There have been massive disruptions in Russia of course, including the Russian Revolution and the fall of the Soviet Union. But the West continually confused the collapse of institutions as liberalization, and failed to recognize this as both disastrous for Russia and alien to Russian culture. The West was always surprised when Russia returned to what it was, blaming Stalin or Putin for re-establishing the institutions that stabilized Russia, and regarding this as a misfortune due to the wickedness of one man. Wicked they might have been, but they understood the Russian problem better than those who thought Russia might become like Italy or France.
Russia has also experienced terrible wars that taught the Russians that war is always a possibility, and that the greatest defense was strategic depth. The Swedes, the French and, twice, the Germans taught them this lesson. Westerners feel that Russia should get beyond ancient history.

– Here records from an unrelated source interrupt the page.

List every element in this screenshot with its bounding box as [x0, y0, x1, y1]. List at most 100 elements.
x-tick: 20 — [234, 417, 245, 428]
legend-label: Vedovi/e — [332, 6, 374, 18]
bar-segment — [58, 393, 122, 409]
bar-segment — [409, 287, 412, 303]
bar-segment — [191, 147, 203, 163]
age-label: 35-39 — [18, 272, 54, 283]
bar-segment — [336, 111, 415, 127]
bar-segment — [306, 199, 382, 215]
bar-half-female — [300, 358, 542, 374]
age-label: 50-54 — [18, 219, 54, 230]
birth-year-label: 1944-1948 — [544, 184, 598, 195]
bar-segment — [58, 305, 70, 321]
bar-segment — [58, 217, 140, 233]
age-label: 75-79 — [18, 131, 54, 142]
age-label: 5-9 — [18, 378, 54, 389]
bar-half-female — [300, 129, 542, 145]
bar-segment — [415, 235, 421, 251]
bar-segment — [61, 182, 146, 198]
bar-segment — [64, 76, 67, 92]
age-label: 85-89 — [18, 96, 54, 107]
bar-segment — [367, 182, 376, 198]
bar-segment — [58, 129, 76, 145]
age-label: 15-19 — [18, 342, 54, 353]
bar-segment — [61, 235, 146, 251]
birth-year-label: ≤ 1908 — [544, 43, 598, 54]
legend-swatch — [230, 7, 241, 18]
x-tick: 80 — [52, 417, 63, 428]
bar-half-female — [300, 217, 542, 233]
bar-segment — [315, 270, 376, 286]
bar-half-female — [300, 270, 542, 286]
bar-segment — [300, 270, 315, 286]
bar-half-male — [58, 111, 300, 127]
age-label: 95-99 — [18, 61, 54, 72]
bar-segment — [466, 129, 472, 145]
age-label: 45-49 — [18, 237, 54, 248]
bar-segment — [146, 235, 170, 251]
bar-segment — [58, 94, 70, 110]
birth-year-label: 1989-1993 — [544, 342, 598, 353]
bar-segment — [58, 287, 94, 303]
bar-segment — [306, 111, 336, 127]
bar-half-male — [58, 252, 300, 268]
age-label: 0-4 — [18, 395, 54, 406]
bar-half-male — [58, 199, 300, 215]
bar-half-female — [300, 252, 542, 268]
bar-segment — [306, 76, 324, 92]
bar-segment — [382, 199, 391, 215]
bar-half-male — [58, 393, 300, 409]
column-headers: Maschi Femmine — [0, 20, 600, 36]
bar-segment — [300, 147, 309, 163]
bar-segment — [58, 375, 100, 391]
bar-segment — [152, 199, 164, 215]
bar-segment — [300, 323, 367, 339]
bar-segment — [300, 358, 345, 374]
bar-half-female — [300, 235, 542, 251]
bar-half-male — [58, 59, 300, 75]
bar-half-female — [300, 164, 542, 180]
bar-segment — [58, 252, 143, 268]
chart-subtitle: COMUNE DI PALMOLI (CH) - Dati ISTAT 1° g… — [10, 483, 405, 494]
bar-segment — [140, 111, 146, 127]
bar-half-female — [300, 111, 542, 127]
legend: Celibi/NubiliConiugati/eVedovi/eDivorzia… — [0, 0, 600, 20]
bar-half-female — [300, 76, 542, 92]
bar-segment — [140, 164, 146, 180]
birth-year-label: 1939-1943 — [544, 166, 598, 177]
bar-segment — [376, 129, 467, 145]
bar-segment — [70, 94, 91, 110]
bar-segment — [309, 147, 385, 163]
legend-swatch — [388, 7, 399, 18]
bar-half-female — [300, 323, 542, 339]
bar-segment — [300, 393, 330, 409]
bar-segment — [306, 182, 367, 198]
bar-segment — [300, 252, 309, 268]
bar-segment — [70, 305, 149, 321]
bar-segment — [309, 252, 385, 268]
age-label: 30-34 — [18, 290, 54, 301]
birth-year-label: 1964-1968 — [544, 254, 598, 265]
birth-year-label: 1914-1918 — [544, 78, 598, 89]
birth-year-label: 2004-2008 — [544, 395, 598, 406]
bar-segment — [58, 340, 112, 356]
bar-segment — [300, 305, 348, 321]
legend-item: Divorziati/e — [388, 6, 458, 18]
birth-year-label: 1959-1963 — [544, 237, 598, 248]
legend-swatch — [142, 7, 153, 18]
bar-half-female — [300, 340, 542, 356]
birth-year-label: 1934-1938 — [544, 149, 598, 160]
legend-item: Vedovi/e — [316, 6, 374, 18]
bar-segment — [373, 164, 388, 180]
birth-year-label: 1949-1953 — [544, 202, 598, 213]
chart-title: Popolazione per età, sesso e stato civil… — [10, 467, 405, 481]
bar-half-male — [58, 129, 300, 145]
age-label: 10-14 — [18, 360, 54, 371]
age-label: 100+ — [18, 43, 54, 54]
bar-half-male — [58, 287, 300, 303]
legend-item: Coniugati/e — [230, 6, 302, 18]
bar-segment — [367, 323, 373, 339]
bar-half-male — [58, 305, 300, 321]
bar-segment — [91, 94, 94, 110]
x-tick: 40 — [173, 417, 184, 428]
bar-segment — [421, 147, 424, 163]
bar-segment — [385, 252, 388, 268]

But much of the rationale behind the European Union is the memory of the two world wars, and the desire that they never be repeated. In the United States, the Civil War is still the prism through which much of its history and many current debates are framed. Wars that have been fought haunt the memories of nations, and the wars the Russians fought shape the thinking of all Russians. They look for a state and a leader strong enough to prevent another such war or, if it must come, strong enough to lead Russia to victory. If Europeans fear the return of nationalism, and Americans fear racism, Russians fear weakness.
A Weak Country
If Vladimir Putin had been hit by a car in 2000, he would have been replaced by another Putin with a different name. Holding Russia together – preventing insurrection and protecting the homeland – is the task facing any successful Russian ruler. Putin – through his intimidation of enemies, both foreign and domestic – is what Gorbachev and Yeltsin were not. He is governing a weak country, wracked by low oil prices and increasing defense costs, a combination that triggered the collapse of the Soviet Union. He is well aware of the weaknesses, and knows that acknowledging them and showing fear, as Gorbachev did, can create havoc. It is important to see Russia for what it is: a weak country led by a ruler who understands that the appearance of weakness is more dangerous than the weakness itself.
Russian history is filled with bluffs. Take, for example, the stories of Potemkin villages in which what looked like impressive, reconstructed structures were really just the fronts of buildings with nothing behind them, to make it appear as though Russia was more developed than it was. There is much behind the facade now, but not as much as Putin wants us to think.
Russia must be understood as Russia is, not as the West wants it to be. It is important not to delude ourselves into believing that reconciliation with Russia is possible, or that the interests of other countries are the same as those of Russia. That is another Western illusion: the belief that understanding adversaries leads to peace. Sometimes, it leads to an understanding that a country is truly and irrevocably an adversary. But for the moment, it is necessary to grasp that Putin has not taken Russia to an unfortunate condition, but that Russia has returned to the mean, and Putin has presided over the return. He did not create Russia; he merely faced the Russian reality and didn’t flinch.